Kriseman touts city as business-friendly, acknowledges work to do

3

November

Mayor Rick Kriseman reached for culinary metaphors to describe his city's economic resurgence at a hour-long exhaustive look at the city's demographic and economic data, suggesting the best is yet to come.

"We're getting the recipe right," Kriseman said. "St. Pete is really cooking."

The state-of-the-city's economy presentation at the University of South Florida-St. Petersburg had some of the trappings of a pep rally, complete with a slick video touting the city's arts community, craft beer scene and recent mural festival.

But Deputy Mayor Kanika Tomalin along with top economic development officials Alan DeLisle and Dave Goodwin didn't just reel off evidence of the city's renaissance. 
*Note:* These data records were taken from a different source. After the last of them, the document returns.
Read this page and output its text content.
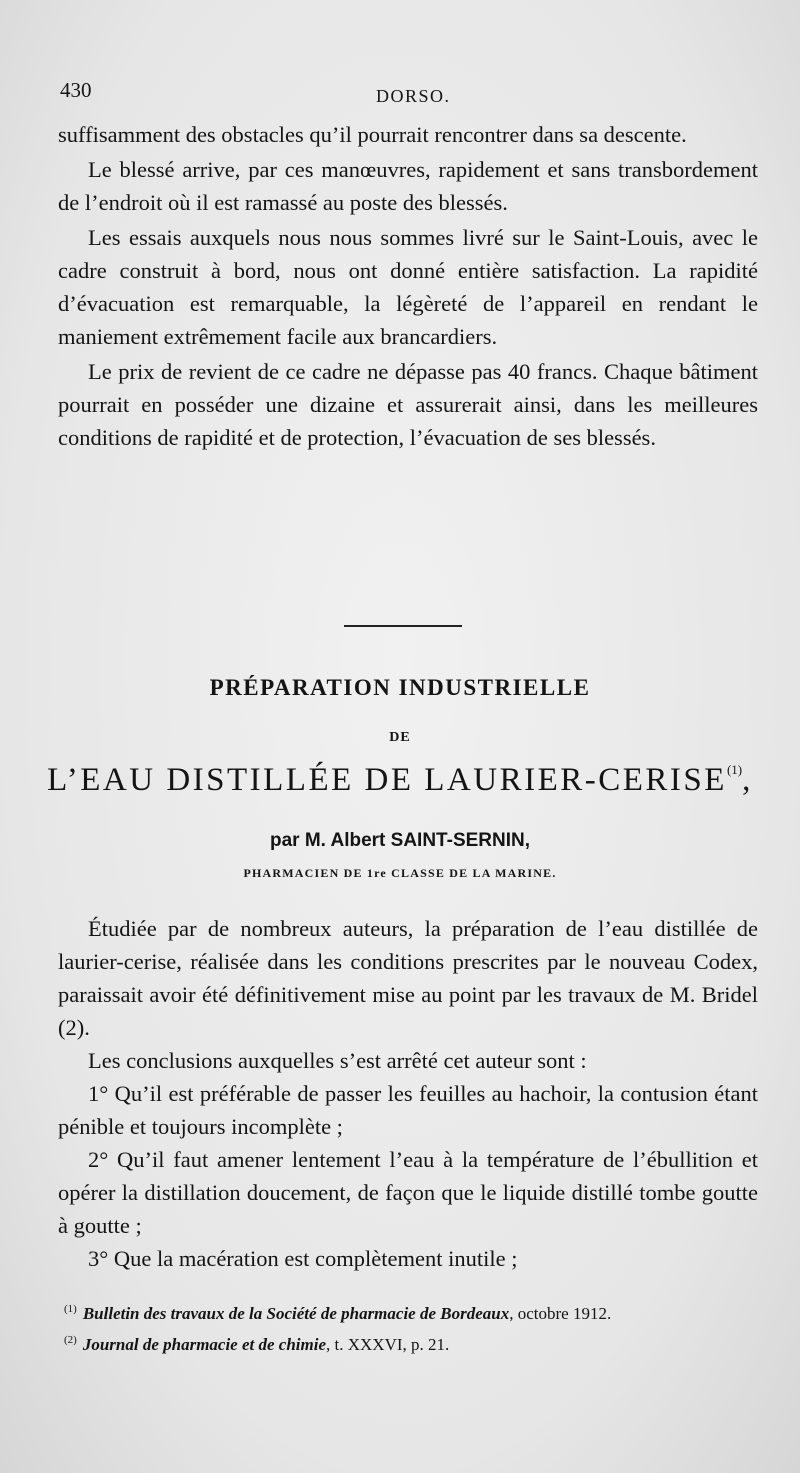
430	DORSO.

suffisamment des obstacles qu’il pourrait rencontrer dans sa descente.

Le blessé arrive, par ces manœuvres, rapidement et sans transbordement de l’endroit où il est ramassé au poste des blessés.

Les essais auxquels nous nous sommes livré sur le Saint-Louis, avec le cadre construit à bord, nous ont donné entière satisfaction. La rapidité d’évacuation est remarquable, la légèreté de l’appareil en rendant le maniement extrêmement facile aux brancardiers.

Le prix de revient de ce cadre ne dépasse pas 40 francs. Chaque bâtiment pourrait en posséder une dizaine et assurerait ainsi, dans les meilleures conditions de rapidité et de protection, l’évacuation de ses blessés.

PRÉPARATION INDUSTRIELLE
DE
L’EAU DISTILLÉE DE LAURIER-CERISE$^{(1)}$,
par M. Albert SAINT-SERNIN,
PHARMACIEN DE 1re CLASSE DE LA MARINE.

Étudiée par de nombreux auteurs, la préparation de l’eau distillée de laurier-cerise, réalisée dans les conditions prescrites par le nouveau Codex, paraissait avoir été définitivement mise au point par les travaux de M. Bridel (2).

Les conclusions auxquelles s’est arrêté cet auteur sont :

1° Qu’il est préférable de passer les feuilles au hachoir, la contusion étant pénible et toujours incomplète ;

2° Qu’il faut amener lentement l’eau à la température de l’ébullition et opérer la distillation doucement, de façon que le liquide distillé tombe goutte à goutte ;

3° Que la macération est complètement inutile ;

$^{(1)}$ Bulletin des travaux de la Société de pharmacie de Bordeaux, octobre 1912.

$^{(2)}$ Journal de pharmacie et de chimie, t. XXXVI, p. 21.
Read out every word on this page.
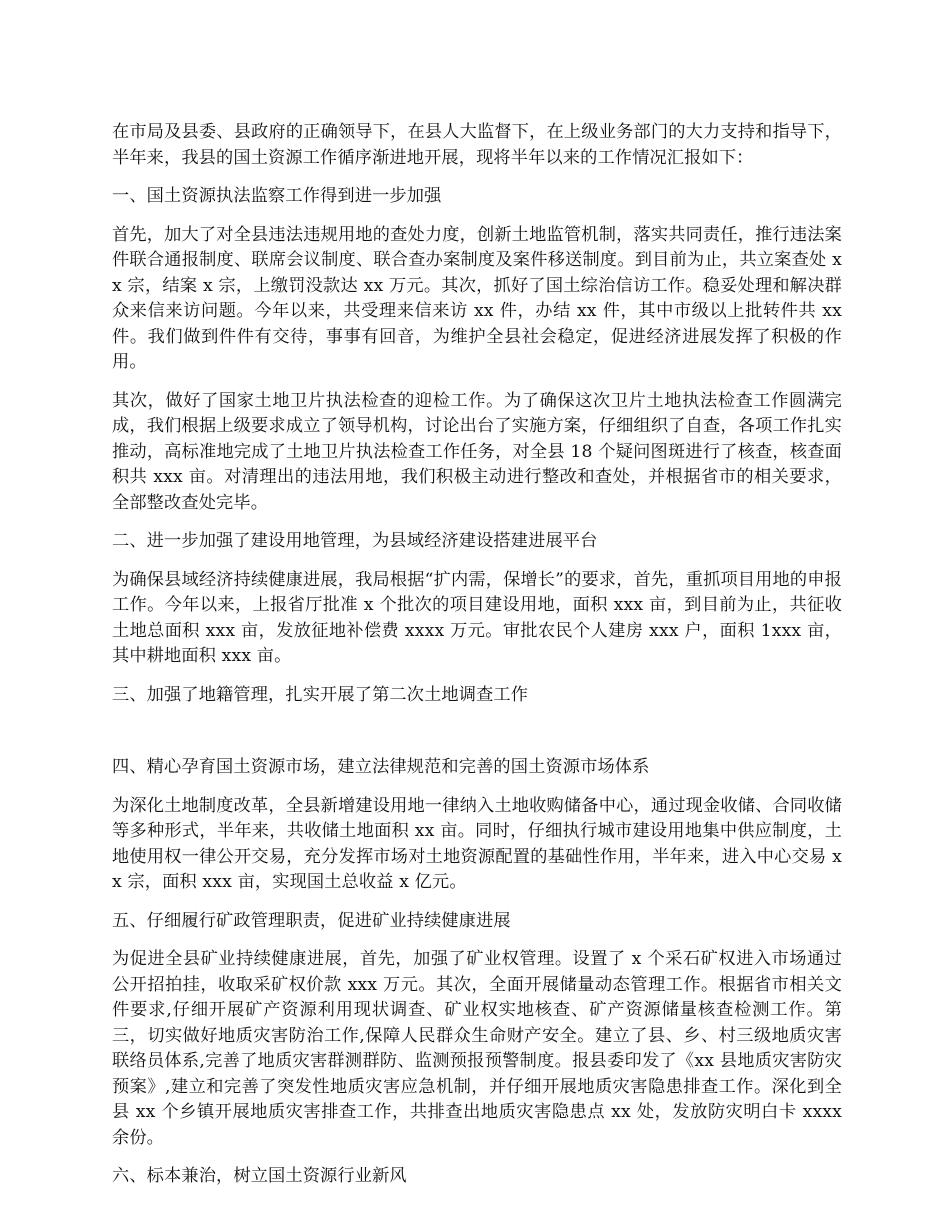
在市局及县委、县政府的正确领导下，在县人大监督下，在上级业务部门的大力支持和指导下，半年来，我县的国土资源工作循序渐进地开展，现将半年以来的工作情况汇报如下：

一、国土资源执法监察工作得到进一步加强

首先，加大了对全县违法违规用地的查处力度，创新土地监管机制，落实共同责任，推行违法案件联合通报制度、联席会议制度、联合查办案制度及案件移送制度。到目前为止，共立案查处 xx 宗，结案 x 宗，上缴罚没款达 xx 万元。其次，抓好了国土综治信访工作。稳妥处理和解决群众来信来访问题。今年以来，共受理来信来访 xx 件，办结 xx 件，其中市级以上批转件共 xx 件。我们做到件件有交待，事事有回音，为维护全县社会稳定，促进经济进展发挥了积极的作用。

其次，做好了国家土地卫片执法检查的迎检工作。为了确保这次卫片土地执法检查工作圆满完成，我们根据上级要求成立了领导机构，讨论出台了实施方案，仔细组织了自查，各项工作扎实推动，高标准地完成了土地卫片执法检查工作任务，对全县 18 个疑问图斑进行了核查，核查面积共 xxx 亩。对清理出的违法用地，我们积极主动进行整改和查处，并根据省市的相关要求，全部整改查处完毕。

二、进一步加强了建设用地管理，为县域经济建设搭建进展平台

为确保县域经济持续健康进展，我局根据“扩内需，保增长”的要求，首先，重抓项目用地的申报工作。今年以来，上报省厅批准 x 个批次的项目建设用地，面积 xxx 亩，到目前为止，共征收土地总面积 xxx 亩，发放征地补偿费 xxxx 万元。审批农民个人建房 xxx 户，面积 1xxx 亩，其中耕地面积 xxx 亩。

三、加强了地籍管理，扎实开展了第二次土地调查工作

四、精心孕育国土资源市场，建立法律规范和完善的国土资源市场体系

为深化土地制度改革，全县新增建设用地一律纳入土地收购储备中心，通过现金收储、合同收储等多种形式，半年来，共收储土地面积 xx 亩。同时，仔细执行城市建设用地集中供应制度，土地使用权一律公开交易，充分发挥市场对土地资源配置的基础性作用，半年来，进入中心交易 xx 宗，面积 xxx 亩，实现国土总收益 x 亿元。

五、仔细履行矿政管理职责，促进矿业持续健康进展

为促进全县矿业持续健康进展，首先，加强了矿业权管理。设置了 x 个采石矿权进入市场通过公开招拍挂，收取采矿权价款 xxx 万元。其次，全面开展储量动态管理工作。根据省市相关文件要求,仔细开展矿产资源利用现状调查、矿业权实地核查、矿产资源储量核查检测工作。第三，切实做好地质灾害防治工作,保障人民群众生命财产安全。建立了县、乡、村三级地质灾害联络员体系,完善了地质灾害群测群防、监测预报预警制度。报县委印发了《xx 县地质灾害防灾预案》,建立和完善了突发性地质灾害应急机制，并仔细开展地质灾害隐患排查工作。深化到全县 xx 个乡镇开展地质灾害排查工作，共排查出地质灾害隐患点 xx 处，发放防灾明白卡 xxxx 余份。

六、标本兼治，树立国土资源行业新风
They also pointed to high retail vacancy rates in areas like the Skyway Marina District, a relatively low patent rate and a persistent tendency for city residents to leave the city to buy things. 

And DeLisle pointed to a relatively low-paying wage base as a reason for the city to focus on recruiting better jobs in financial services, data analytics, creative arts and design, marine and life sciences and specialized manufacturing. 

Many of the powerpoint slides compared St. Petersburg to Miami, Orlando, Tampa and Jacksonville. Depending on the data in question, the city punches above its weight in some areas, but generally lands in the middle of the pack, consistently trailing Orlando, which recently passed St. Petersburg in population.

But even that metric might change. Since 2010, the city has added thousands of new residents. 

"For the first time in 35 years, the city is growing faster than the county," DeLisle said.

And it's getting younger. Although, still 6.5 years older than the national average,  the city is now 6.3 years younger on average than it was in 1970. 

That demographic shift accounted for the Pier Park momentum, DeLisle suggested.

"You gotta change with the times," he said.

Another weak spot? Rehab of existing residential property is lower than before the recession. 

But downtown residential construction is on fire, office space is getting tight and development is moving west and south. All good signs, they said. And the city still remains affordable with a lower cost of living than other Florida metro areas. 

Kriseman said it's never been a better time to be living in the 'Burg. The Chamber of Commerce, the business community and City Hall are all on the same page.

"We all share the same vision of opportunity and that's rare," he said.